The Pittsburg County Sheriff's Department opened a homicide investigation after remains were found in 2018 and later identified as Cantrell's in 2020.

Wagner said Ketchum was never accused of a crime in the five years since cooperating with law enforcement other than from Pittsburg County Sheriff Chris Morris.

"To this day the manner of death remains officially 'unknown' and the sheriff concluded what no medical examiner ever has, that Ms. Cantrell was even murdered," the motion states.

The Office of the Chief Medical Examiner ruled Cantrell's probable cause of death as "undetermined" with a manner of death "unknown," according to reports the News-Capital obtained through an Open Records Act request.

Wagner wrote in the motion that during a bond hearing, prosecutors from the Attorney General's Office provided "no evidentiary facts of any kind" with the judge ruling to keep Ketchum's bond at $1 million.

Ketchum's attorney also wrote the AG's office has not provided the defense any discovery.

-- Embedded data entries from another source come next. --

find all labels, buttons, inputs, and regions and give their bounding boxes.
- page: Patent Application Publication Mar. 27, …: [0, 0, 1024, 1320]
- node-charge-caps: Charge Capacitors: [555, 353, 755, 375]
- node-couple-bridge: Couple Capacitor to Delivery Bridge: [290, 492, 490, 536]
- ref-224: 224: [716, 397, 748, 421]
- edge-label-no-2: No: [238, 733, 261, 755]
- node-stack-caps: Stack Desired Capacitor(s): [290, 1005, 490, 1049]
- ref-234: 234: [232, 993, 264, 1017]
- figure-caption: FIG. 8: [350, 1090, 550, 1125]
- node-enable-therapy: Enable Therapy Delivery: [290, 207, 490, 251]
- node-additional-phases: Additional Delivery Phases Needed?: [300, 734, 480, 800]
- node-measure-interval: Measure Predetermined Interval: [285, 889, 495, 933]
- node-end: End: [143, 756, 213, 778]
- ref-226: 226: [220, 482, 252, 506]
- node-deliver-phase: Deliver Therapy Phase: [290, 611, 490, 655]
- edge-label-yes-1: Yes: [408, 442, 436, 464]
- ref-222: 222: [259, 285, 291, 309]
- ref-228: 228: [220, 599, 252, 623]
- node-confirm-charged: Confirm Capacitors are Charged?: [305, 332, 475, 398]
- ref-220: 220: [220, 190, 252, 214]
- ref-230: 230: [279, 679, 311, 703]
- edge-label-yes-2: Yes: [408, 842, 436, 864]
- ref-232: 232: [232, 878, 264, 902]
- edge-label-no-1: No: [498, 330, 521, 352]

Wagner wrote that an investigator for the defendant dropped off a two-terabyte hard drive with the Attorney General's office "in a second attempt to get discovery."

"There has been no communication from the Attorney General's office in regard to whether the discovery has been transferred or even to acknowledge the hard drive was received," Wagner wrote.

The motion also states the defense learned a new search warrant was recently conducted on "a family member's phone" — and that investigators from the AG's Office met with and interviewed family members "that have been available, but never spoken to by law enforcement in regard to this case."

"All of this leaves one to be concerned that the Attorney General's Office may have pushed through an indictment on a matter that wasn't fully investigated, and they are finding is still in need of being fully investigated," Wagner wrote in the motion.

The motion asks for a judge to set the trial against Ketchum to begin in February, stating that despite not receiving discovery "the defendant will be ready for trial."

"The state of Oklahoma has had years to collect evidence and prepare for the indictment they took to a grand jury in this matter," the motion states. "There should be no plausible reason that they cannot be ready for trial."

No response has been made by prosecutors as of the time this story was being prepared Wednesday.